M. Scott Peck has outlined some stages groups go through to reach community.

Pseudocommunity—a “stage of pretense” that pretends there are no differences that could cause conflict. Because this stage takes time and work, and is not easy or effortless, may never get beyond this stage.

Chaos—this is when “profound differences” emerge, and chaos follows in the wake of trying to obliterate the differences. This stage can be self-destructive or a retreat to pseudocommunity.

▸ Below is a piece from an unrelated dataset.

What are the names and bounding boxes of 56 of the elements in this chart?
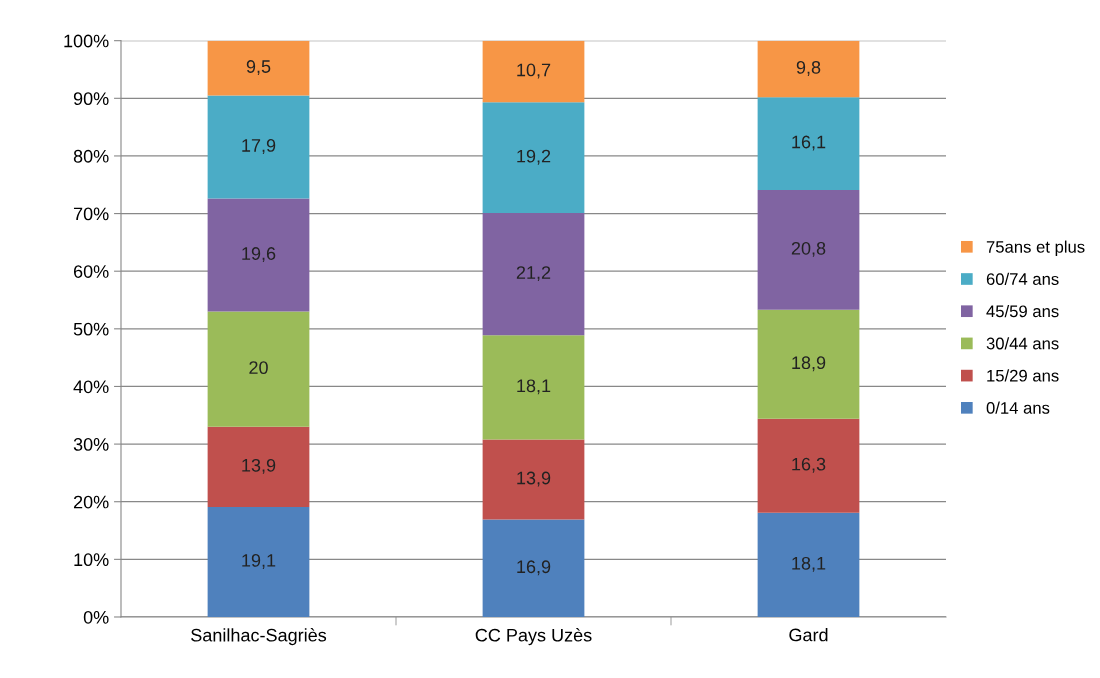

It means loss of control—giving up some control for sake of community.

Emptiness—
the “hard, hard work” when members work at getting rid of everything that is in the way of genuine community—“prejudices, snap judgments, fixed expectations, desire to convert, heal, or fix, the urge to win, the fear of looking like a fool, the need to control,” is a slow, painful process that requires open conflict and discussion—people must pass through the pain of intimacy; churches plaster over the pain rather than pass through it; we avoid pain at all cost.

Community—
often comes suddenly and dramatically, in a spirit of peace. “There is more silence, yet more of worth gets said. It is like music. The people work together with an exquisite sense of timing, as if they were a finely tuned orchestra under the direction of an invisible celestial conductor. Many actually sense the presence of God in the room.” Community comes when people feel they can be “real”—they don’t have to like one another but must care about each other.